The first Kleiner holdup trial was declared a mistrial by Recorders Court Judge W. McKay Skillman after a woman who had been a spectator at the trial was discovered to have told jurors during a lunch break that Frank Cammarata was innocent. The woman, a Mrs. Catherine Ivy, was lectured by Judge Skillman and then sentenced to 30 days in the Detroit House of Corrections for contempt of court.

At Cammarata’s second trial in the Kleiner robbery case, several witnesses appeared on behalf of the defense and stated that Cammarata had not been identified by Gerdes when the police officer had viewed him from his hospital bed. Cammarata’s girlfriend claimed that he had been with her during the day and time of the Kleiner holdup. Cammarata stated that he had dropped his girlfriend off at work on the day in question and returned to his apartment, where he slept most of the day. When cross-examined by Assistant Wayne County Prosecutor James Chenot, Cammarata could not remember the address of his apartment or where he had borrowed the Pierce-Arrow car that he was driving when he was arrested. Gerdes, the Detroit police officer who was wounded in the holdup, was the only witness to positively identify Cammarata. Several weeks after the robbery of the Kleiner Cigar Manufacturing Company, Gerdes was mysteriously shot by unknown gunmen while on duty. He believed that he had been shot by friends of Cammarata to keep him from testifying at the trial. Stanley Rootes, the auditor and paymaster at the Kleiner Cigar Manufacturing Company who had been carrying the payroll bag at the time of the holdup, failed to identify Frank Cammarata as one of the bandits.

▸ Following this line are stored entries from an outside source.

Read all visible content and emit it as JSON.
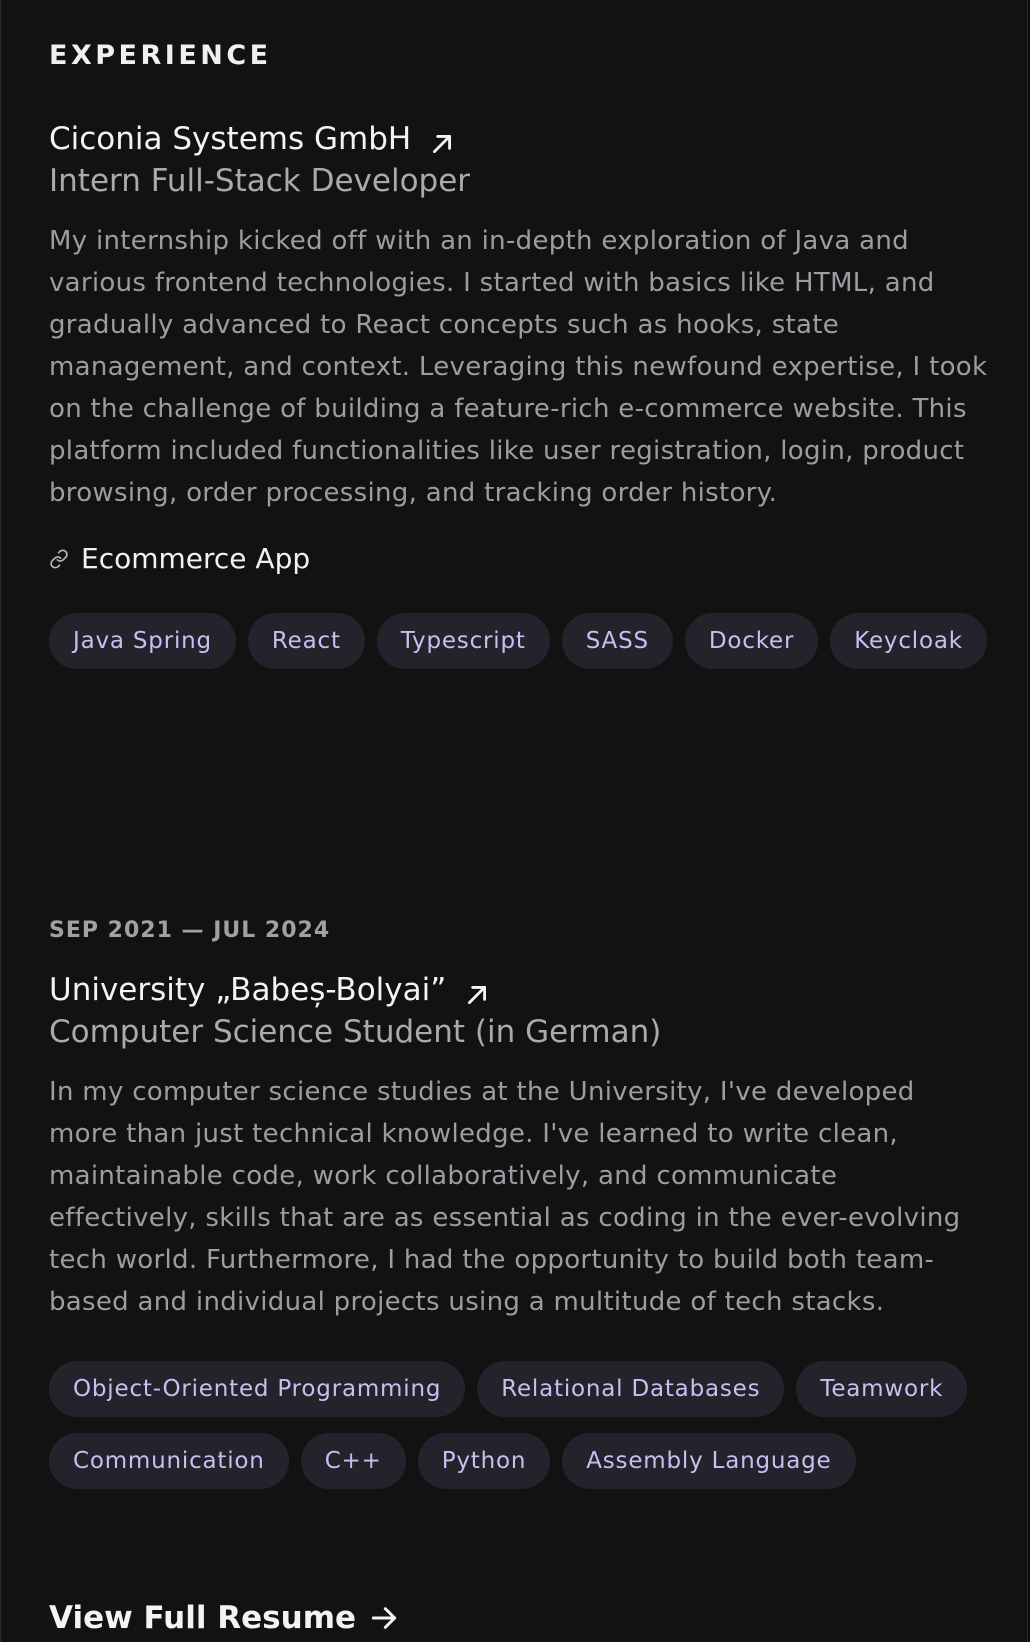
{
  "section": {
    "title": "EXPERIENCE"
  },
  "experience": [
    {
      "date": "",
      "organization": "Ciconia Systems GmbH",
      "role": "Intern Full-Stack Developer",
      "description": "My internship kicked off with an in-depth exploration of Java and various frontend technologies. I started with basics like HTML, and gradually advanced to React concepts such as hooks, state management, and context. Leveraging this newfound expertise, I took on the challenge of building a feature-rich e-commerce website. This platform included functionalities like user registration, login, product browsing, order processing, and tracking order history.",
      "link_label": "Ecommerce App",
      "tags": [
        "Java Spring",
        "React",
        "Typescript",
        "SASS",
        "Docker",
        "Keycloak"
      ]
    },
    {
      "date": "SEP 2021 — JUL 2024",
      "organization": "University „Babeș-Bolyai”",
      "role": "Computer Science Student (in German)",
      "description": "In my computer science studies at the University, I've developed more than just technical knowledge. I've learned to write clean, maintainable code, work collaboratively, and communicate effectively, skills that are as essential as coding in the ever-evolving tech world. Furthermore, I had the opportunity to build both team-based and individual projects using a multitude of tech stacks.",
      "tags": [
        "Object-Oriented Programming",
        "Relational Databases",
        "Teamwork",
        "Communication",
        "C++",
        "Python",
        "Assembly Language"
      ]
    }
  ],
  "footer": {
    "resume_label": "View Full Resume"
  },
  "colors": {
    "background": "#121213",
    "tag_bg": "#24232b",
    "tag_text": "#c7bff2",
    "muted_text": "#9c9ca2"
  },
  "icons": {
    "external_link": "arrow-up-right-icon",
    "link": "link-chain-icon",
    "resume_arrow": "arrow-right-icon"
  }
}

Cammarata’s second trial in the Kleiner robbery case was again declared a mistrial after the jury had deliberated more than 24 hours and were released by Judge W. Skillman McKay. Cammarata was eventually acquitted in the Kleiner Cigar Company holdup. He was still awaiting trail on the People’s Bank of Wayne County robbery charge, when he and Thomas Licavoli were arrested in Canada on a concealed weapons charge.

There is some evidence that Frank Cammarata, Pete Corrado (later an important leader in the Detroit Mob), and Thomas Licavoli may have been operating a stolen-car ring out of Detroit during the mid-’20s. On June 12, 1925, they were indicted by a Federal Grand Jury on a charge of violation of the Federal Dyer Act (driving a stolen car across state lines). The feds had found proof in shipping records that they were investigating at that time that Cammarata, Licavoli, and Corrado had shipped at least three stolen cars to Buffalo, New York, by boat. Once the vehicles had arrived in Buffalo, they had obtained New York plates for the cars and then driven them back to Detroit for resale. The three men never went to trial on the charge, as other events had begun to shape their futures.

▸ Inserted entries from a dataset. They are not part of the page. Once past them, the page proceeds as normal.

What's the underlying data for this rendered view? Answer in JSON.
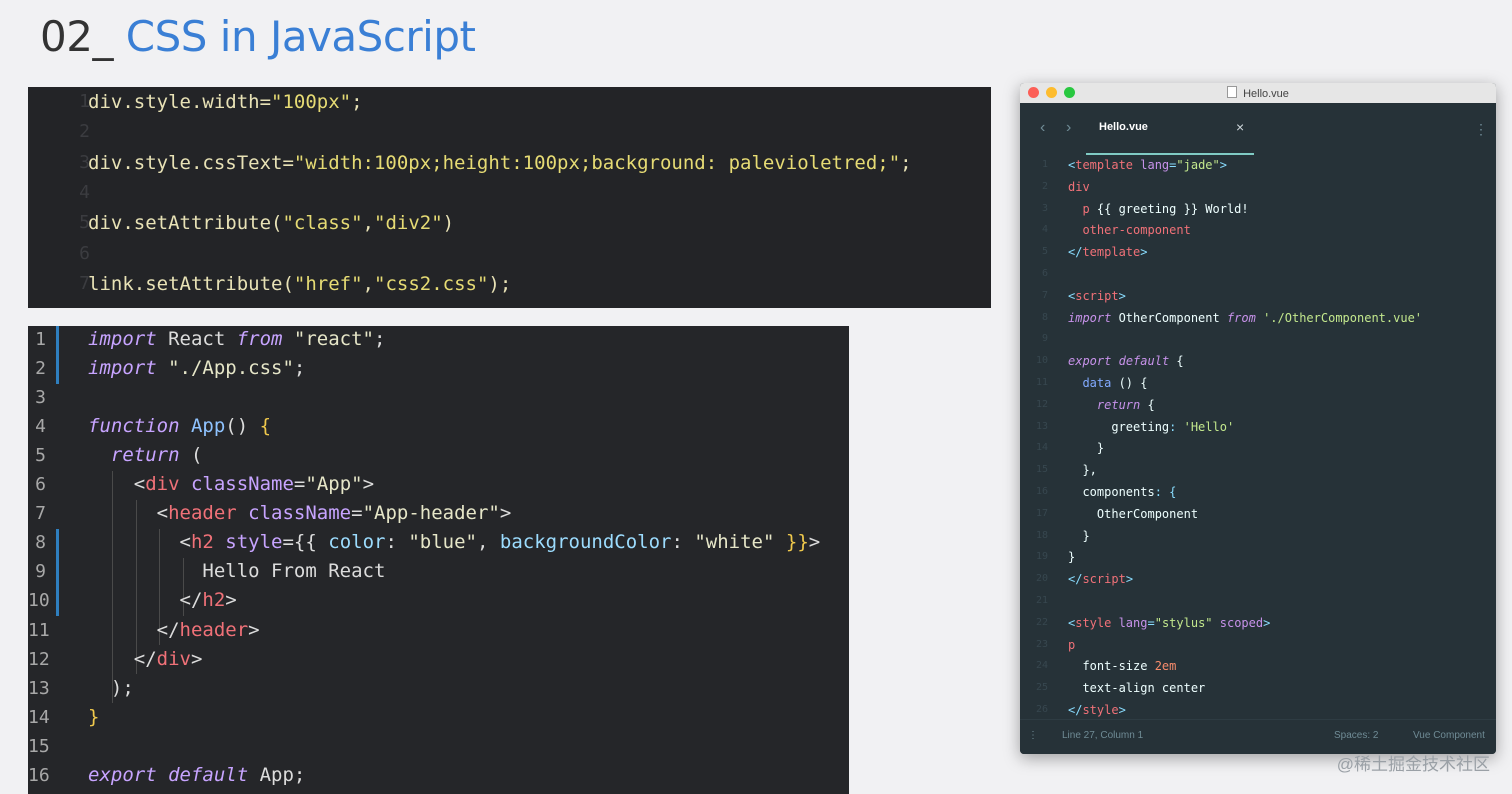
{
  "title": {
    "number": "02_",
    "text": " CSS in JavaScript"
  },
  "colors": {
    "title_text": "#3a7fd5",
    "vue_tab_underline": "#80cbc4",
    "react_gutter_bar": "#2f7fbf"
  },
  "panel1": {
    "lines": [
      {
        "n": "1",
        "tokens": [
          {
            "t": "div",
            "c": "#e8e2b6"
          },
          {
            "t": ".style.width=",
            "c": "#e8e2b6"
          },
          {
            "t": "\"100px\"",
            "c": "#e6db74"
          },
          {
            "t": ";",
            "c": "#e8e2b6"
          }
        ]
      },
      {
        "n": "2",
        "tokens": []
      },
      {
        "n": "3",
        "tokens": [
          {
            "t": "div.style.cssText=",
            "c": "#e8e2b6"
          },
          {
            "t": "\"width:100px;height:100px;background: palevioletred;\"",
            "c": "#e6db74"
          },
          {
            "t": ";",
            "c": "#e8e2b6"
          }
        ]
      },
      {
        "n": "4",
        "tokens": []
      },
      {
        "n": "5",
        "tokens": [
          {
            "t": "div.setAttribute(",
            "c": "#e8e2b6"
          },
          {
            "t": "\"class\"",
            "c": "#e6db74"
          },
          {
            "t": ",",
            "c": "#e8e2b6"
          },
          {
            "t": "\"div2\"",
            "c": "#e6db74"
          },
          {
            "t": ")",
            "c": "#e8e2b6"
          }
        ]
      },
      {
        "n": "6",
        "tokens": []
      },
      {
        "n": "7",
        "tokens": [
          {
            "t": "link.setAttribute(",
            "c": "#e8e2b6"
          },
          {
            "t": "\"href\"",
            "c": "#e6db74"
          },
          {
            "t": ",",
            "c": "#e8e2b6"
          },
          {
            "t": "\"css2.css\"",
            "c": "#e6db74"
          },
          {
            "t": ");",
            "c": "#e8e2b6"
          }
        ]
      }
    ]
  },
  "panel2": {
    "lines": [
      {
        "n": "1",
        "tokens": [
          {
            "t": "import",
            "c": "#c7a4ff",
            "i": true
          },
          {
            "t": " React ",
            "c": "#dcdcdc"
          },
          {
            "t": "from",
            "c": "#c7a4ff",
            "i": true
          },
          {
            "t": " \"react\"",
            "c": "#e6e6c8"
          },
          {
            "t": ";",
            "c": "#dcdcdc"
          }
        ]
      },
      {
        "n": "2",
        "tokens": [
          {
            "t": "import",
            "c": "#c7a4ff",
            "i": true
          },
          {
            "t": " \"./App.css\"",
            "c": "#e6e6c8"
          },
          {
            "t": ";",
            "c": "#dcdcdc"
          }
        ]
      },
      {
        "n": "3",
        "tokens": []
      },
      {
        "n": "4",
        "tokens": [
          {
            "t": "function",
            "c": "#c7a4ff",
            "i": true
          },
          {
            "t": " App",
            "c": "#8fc3ff"
          },
          {
            "t": "() ",
            "c": "#dcdcdc"
          },
          {
            "t": "{",
            "c": "#f0c94c"
          }
        ]
      },
      {
        "n": "5",
        "tokens": [
          {
            "t": "  return",
            "c": "#c7a4ff",
            "i": true
          },
          {
            "t": " (",
            "c": "#dcdcdc"
          }
        ]
      },
      {
        "n": "6",
        "tokens": [
          {
            "t": "    <",
            "c": "#dcdcdc"
          },
          {
            "t": "div",
            "c": "#f07178"
          },
          {
            "t": " className",
            "c": "#c7a4ff"
          },
          {
            "t": "=",
            "c": "#dcdcdc"
          },
          {
            "t": "\"App\"",
            "c": "#e6e6c8"
          },
          {
            "t": ">",
            "c": "#dcdcdc"
          }
        ]
      },
      {
        "n": "7",
        "tokens": [
          {
            "t": "      <",
            "c": "#dcdcdc"
          },
          {
            "t": "header",
            "c": "#f07178"
          },
          {
            "t": " className",
            "c": "#c7a4ff"
          },
          {
            "t": "=",
            "c": "#dcdcdc"
          },
          {
            "t": "\"App-header\"",
            "c": "#e6e6c8"
          },
          {
            "t": ">",
            "c": "#dcdcdc"
          }
        ]
      },
      {
        "n": "8",
        "tokens": [
          {
            "t": "        <",
            "c": "#dcdcdc"
          },
          {
            "t": "h2",
            "c": "#f07178"
          },
          {
            "t": " style",
            "c": "#c7a4ff"
          },
          {
            "t": "={{ ",
            "c": "#dcdcdc"
          },
          {
            "t": "color",
            "c": "#9cdcfe"
          },
          {
            "t": ": ",
            "c": "#dcdcdc"
          },
          {
            "t": "\"blue\"",
            "c": "#e6e6c8"
          },
          {
            "t": ", ",
            "c": "#dcdcdc"
          },
          {
            "t": "backgroundColor",
            "c": "#9cdcfe"
          },
          {
            "t": ": ",
            "c": "#dcdcdc"
          },
          {
            "t": "\"white\"",
            "c": "#e6e6c8"
          },
          {
            "t": " }}",
            "c": "#f0c94c"
          },
          {
            "t": ">",
            "c": "#dcdcdc"
          }
        ]
      },
      {
        "n": "9",
        "tokens": [
          {
            "t": "          Hello From React",
            "c": "#dcdcdc"
          }
        ]
      },
      {
        "n": "10",
        "tokens": [
          {
            "t": "        </",
            "c": "#dcdcdc"
          },
          {
            "t": "h2",
            "c": "#f07178"
          },
          {
            "t": ">",
            "c": "#dcdcdc"
          }
        ]
      },
      {
        "n": "11",
        "tokens": [
          {
            "t": "      </",
            "c": "#dcdcdc"
          },
          {
            "t": "header",
            "c": "#f07178"
          },
          {
            "t": ">",
            "c": "#dcdcdc"
          }
        ]
      },
      {
        "n": "12",
        "tokens": [
          {
            "t": "    </",
            "c": "#dcdcdc"
          },
          {
            "t": "div",
            "c": "#f07178"
          },
          {
            "t": ">",
            "c": "#dcdcdc"
          }
        ]
      },
      {
        "n": "13",
        "tokens": [
          {
            "t": "  );",
            "c": "#dcdcdc"
          }
        ]
      },
      {
        "n": "14",
        "tokens": [
          {
            "t": "}",
            "c": "#f0c94c"
          }
        ]
      },
      {
        "n": "15",
        "tokens": []
      },
      {
        "n": "16",
        "tokens": [
          {
            "t": "export",
            "c": "#c7a4ff",
            "i": true
          },
          {
            "t": " ",
            "c": "#dcdcdc"
          },
          {
            "t": "default",
            "c": "#c7a4ff",
            "i": true
          },
          {
            "t": " App;",
            "c": "#dcdcdc"
          }
        ]
      }
    ]
  },
  "vue_window": {
    "title": "Hello.vue",
    "tab_label": "Hello.vue",
    "tab_close": "×",
    "nav_back": "‹",
    "nav_forward": "›",
    "menu_icon": "⋮",
    "status_menu": "⋮",
    "status_position": "Line 27, Column 1",
    "status_spaces": "Spaces: 2",
    "status_syntax": "Vue Component",
    "lines": [
      {
        "n": "1",
        "tokens": [
          {
            "t": "<",
            "c": "#89ddff"
          },
          {
            "t": "template",
            "c": "#f07178"
          },
          {
            "t": " lang",
            "c": "#c792ea"
          },
          {
            "t": "=",
            "c": "#89ddff"
          },
          {
            "t": "\"jade\"",
            "c": "#c3e88d"
          },
          {
            "t": ">",
            "c": "#89ddff"
          }
        ]
      },
      {
        "n": "2",
        "tokens": [
          {
            "t": "div",
            "c": "#f07178"
          }
        ]
      },
      {
        "n": "3",
        "tokens": [
          {
            "t": "  p",
            "c": "#f07178"
          },
          {
            "t": " {{ greeting }} World!",
            "c": "#eeffff"
          }
        ]
      },
      {
        "n": "4",
        "tokens": [
          {
            "t": "  other-component",
            "c": "#f07178"
          }
        ]
      },
      {
        "n": "5",
        "tokens": [
          {
            "t": "</",
            "c": "#89ddff"
          },
          {
            "t": "template",
            "c": "#f07178"
          },
          {
            "t": ">",
            "c": "#89ddff"
          }
        ]
      },
      {
        "n": "6",
        "tokens": []
      },
      {
        "n": "7",
        "tokens": [
          {
            "t": "<",
            "c": "#89ddff"
          },
          {
            "t": "script",
            "c": "#f07178"
          },
          {
            "t": ">",
            "c": "#89ddff"
          }
        ]
      },
      {
        "n": "8",
        "tokens": [
          {
            "t": "import",
            "c": "#c792ea",
            "i": true
          },
          {
            "t": " OtherComponent ",
            "c": "#eeffff"
          },
          {
            "t": "from",
            "c": "#c792ea",
            "i": true
          },
          {
            "t": " './OtherComponent.vue'",
            "c": "#c3e88d"
          }
        ]
      },
      {
        "n": "9",
        "tokens": []
      },
      {
        "n": "10",
        "tokens": [
          {
            "t": "export",
            "c": "#c792ea",
            "i": true
          },
          {
            "t": " ",
            "c": "#eeffff"
          },
          {
            "t": "default",
            "c": "#c792ea",
            "i": true
          },
          {
            "t": " {",
            "c": "#eeffff"
          }
        ]
      },
      {
        "n": "11",
        "tokens": [
          {
            "t": "  data",
            "c": "#82aaff"
          },
          {
            "t": " () {",
            "c": "#eeffff"
          }
        ]
      },
      {
        "n": "12",
        "tokens": [
          {
            "t": "    return",
            "c": "#c792ea",
            "i": true
          },
          {
            "t": " {",
            "c": "#eeffff"
          }
        ]
      },
      {
        "n": "13",
        "tokens": [
          {
            "t": "      greeting",
            "c": "#eeffff"
          },
          {
            "t": ": ",
            "c": "#89ddff"
          },
          {
            "t": "'Hello'",
            "c": "#c3e88d"
          }
        ]
      },
      {
        "n": "14",
        "tokens": [
          {
            "t": "    }",
            "c": "#eeffff"
          }
        ]
      },
      {
        "n": "15",
        "tokens": [
          {
            "t": "  },",
            "c": "#eeffff"
          }
        ]
      },
      {
        "n": "16",
        "tokens": [
          {
            "t": "  components",
            "c": "#eeffff"
          },
          {
            "t": ": {",
            "c": "#89ddff"
          }
        ]
      },
      {
        "n": "17",
        "tokens": [
          {
            "t": "    OtherComponent",
            "c": "#eeffff"
          }
        ]
      },
      {
        "n": "18",
        "tokens": [
          {
            "t": "  }",
            "c": "#eeffff"
          }
        ]
      },
      {
        "n": "19",
        "tokens": [
          {
            "t": "}",
            "c": "#eeffff"
          }
        ]
      },
      {
        "n": "20",
        "tokens": [
          {
            "t": "</",
            "c": "#89ddff"
          },
          {
            "t": "script",
            "c": "#f07178"
          },
          {
            "t": ">",
            "c": "#89ddff"
          }
        ]
      },
      {
        "n": "21",
        "tokens": []
      },
      {
        "n": "22",
        "tokens": [
          {
            "t": "<",
            "c": "#89ddff"
          },
          {
            "t": "style",
            "c": "#f07178"
          },
          {
            "t": " lang",
            "c": "#c792ea"
          },
          {
            "t": "=",
            "c": "#89ddff"
          },
          {
            "t": "\"stylus\"",
            "c": "#c3e88d"
          },
          {
            "t": " scoped",
            "c": "#c792ea"
          },
          {
            "t": ">",
            "c": "#89ddff"
          }
        ]
      },
      {
        "n": "23",
        "tokens": [
          {
            "t": "p",
            "c": "#f07178"
          }
        ]
      },
      {
        "n": "24",
        "tokens": [
          {
            "t": "  font-size ",
            "c": "#eeffff"
          },
          {
            "t": "2em",
            "c": "#f78c6c"
          }
        ]
      },
      {
        "n": "25",
        "tokens": [
          {
            "t": "  text-align ",
            "c": "#eeffff"
          },
          {
            "t": "center",
            "c": "#eeffff"
          }
        ]
      },
      {
        "n": "26",
        "tokens": [
          {
            "t": "</",
            "c": "#89ddff"
          },
          {
            "t": "style",
            "c": "#f07178"
          },
          {
            "t": ">",
            "c": "#89ddff"
          }
        ]
      }
    ]
  },
  "watermark": "@稀土掘金技术社区"
}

Aside from their other rackets, both Frank Cammarata and Yonnie Licavoli were important leaders in the River Gang. Their partners in this venture were Joe Moceri, Pete Licavoli, and Joe Massei. Joe Massei was a downriver bootlegger, rumrunner, and gunman. Massei was a highly respected, well-liked leader in the Detroit underworld. The son of an Italian father and Irish mother, Massei was to eventually become an important national underworld figure.